- Born: May 19, 1786 Washington County, Pennsylvania
- Died: March 22, 1853 (aged 66) Cynthiana, Kentucky

= William K. Wall =

Kentucky lawyer (1786–1853)

William Ketchum Wall (May 19, 1786–March 22, 1853) was a Kentucky politician and lawyer. He was a state judge, and a prosecutor for the Commonwealth of Kentucky for 25 years. He served in both houses of the Kentucky state legislature. According to an 1887 history of Kentucky, he was one of the most influential men in Harrison County in the first half of the 19th century.

== Life and career ==
William Ketchum Wall was born in Washington County in southwestern Pennsylvania, the son of Hannah Ketchum and John Wall. John Wall had been in the militia in Pennsylvania during the American Revolutionary War, and a farmer and "large land owner." The family moved to Mason County and then Harrison County, Kentucky in 1791, and settled on a farm about one mile outside Cynthiana. William K. Wall had three brothers, Garrett Wall, Stephen Wall, and Samuel Wall.

Wall went to school in Scott County and Harrison County, and then he and "John T. Johnson studied law together at Georgetown, in the office of Col. Richard M. Johnson." He was licensed to practice law in 1809 by judges John Allen and William McClung. He was a private in Captain Johnson's company during the War of 1812.

He served as a member of the Kentucky House of Representatives in 1814, 1815, 1816, 1817, and 1818. William K. Wall was a director of the Bank of Cynthiana in 1818. In 1825 he was prosecutor in the Isaac Desha murder case. In 1826 he was paid per quarter for his work as a state judge. He was a candidate from Harrison County to be a presidential elector in 1832. In 1836 he was a Whig candidate to be a presidential elector.

From 1820 to 1843, "under commissions from six governors, he was Attorney for the Commonwealth in the second Judicial District of Kentucky. He ran for Congress in 1843 but was defeated by John W. Tibbatts. He was a Kentucky state senator from 1846 to 1850. He was attending Whig political conventions in 1843. He chaired the Whig gubernatorial nominating convention in 1848. In 1850 he was chairman of a convention that opposed a new Kentucky state constitution.

== Personal life ==
His wife Priscilla died in 1833, possibly in the cholera epidemic that year, and she is buried in a vault tomb in Old Cynthiana Cemetery.

== Death and legacy ==
He died of pneumonia at his home in Cynthiana. His name was often prefaced by a title, such as Captain or Major or Colonel.
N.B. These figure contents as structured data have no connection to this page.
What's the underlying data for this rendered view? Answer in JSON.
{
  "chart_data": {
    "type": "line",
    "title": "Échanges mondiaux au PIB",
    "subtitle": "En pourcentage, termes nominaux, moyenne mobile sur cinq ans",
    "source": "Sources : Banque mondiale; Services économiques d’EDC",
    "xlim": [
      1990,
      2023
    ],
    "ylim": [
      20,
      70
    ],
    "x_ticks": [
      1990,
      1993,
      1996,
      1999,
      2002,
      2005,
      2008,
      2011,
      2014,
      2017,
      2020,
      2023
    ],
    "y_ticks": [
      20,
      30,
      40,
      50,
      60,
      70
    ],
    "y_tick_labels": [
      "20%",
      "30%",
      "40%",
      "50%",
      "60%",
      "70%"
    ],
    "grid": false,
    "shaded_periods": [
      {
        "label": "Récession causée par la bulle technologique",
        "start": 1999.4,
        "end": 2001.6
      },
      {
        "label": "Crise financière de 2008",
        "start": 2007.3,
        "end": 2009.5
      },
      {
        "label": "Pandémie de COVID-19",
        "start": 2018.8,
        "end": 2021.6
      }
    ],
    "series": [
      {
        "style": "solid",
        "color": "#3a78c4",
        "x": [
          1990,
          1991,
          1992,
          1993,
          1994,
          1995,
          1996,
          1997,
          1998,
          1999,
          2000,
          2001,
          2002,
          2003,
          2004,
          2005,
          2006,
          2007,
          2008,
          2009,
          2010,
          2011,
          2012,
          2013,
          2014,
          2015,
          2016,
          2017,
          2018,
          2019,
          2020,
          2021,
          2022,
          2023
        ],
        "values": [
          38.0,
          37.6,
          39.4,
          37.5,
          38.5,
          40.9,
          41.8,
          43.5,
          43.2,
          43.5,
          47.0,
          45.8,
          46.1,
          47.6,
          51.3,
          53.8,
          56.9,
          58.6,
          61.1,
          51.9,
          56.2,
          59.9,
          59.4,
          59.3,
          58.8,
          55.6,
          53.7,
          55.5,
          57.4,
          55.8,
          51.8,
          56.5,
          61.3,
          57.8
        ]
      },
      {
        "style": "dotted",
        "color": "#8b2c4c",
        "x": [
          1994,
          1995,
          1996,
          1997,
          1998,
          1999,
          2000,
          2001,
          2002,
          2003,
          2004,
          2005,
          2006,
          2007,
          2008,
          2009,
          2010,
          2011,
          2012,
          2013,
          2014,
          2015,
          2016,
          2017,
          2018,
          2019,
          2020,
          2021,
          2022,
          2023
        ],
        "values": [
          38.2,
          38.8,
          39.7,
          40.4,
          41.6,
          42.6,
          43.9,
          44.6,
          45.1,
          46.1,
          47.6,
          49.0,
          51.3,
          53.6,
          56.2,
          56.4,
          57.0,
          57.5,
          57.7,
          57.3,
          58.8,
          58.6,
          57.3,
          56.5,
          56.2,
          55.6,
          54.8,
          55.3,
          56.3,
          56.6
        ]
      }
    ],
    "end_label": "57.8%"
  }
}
In 1839, Theodore Dwight Weld, Angelina Grimké, and Sarah Grimké, writing for the American Anti-Slavery Society, named Wall as one of the high-status southerners who engaged in the interstate slave trade, writing, "that a late member of the Kentucky Senate (Col. Wall) not only carried on the same business, a few years ago, but accompanied his droves in person down the Mississippi. Not as the driver, for that would be vulgar drudgery, beneath a gentleman, but as a nabob in state, ordering his understrappers."

Western Kentucky University holds two letters from Wall in its manuscript collection. Mississippi State University holds a letter to Wall from Henry Clay regarding the sale of a piece of a property.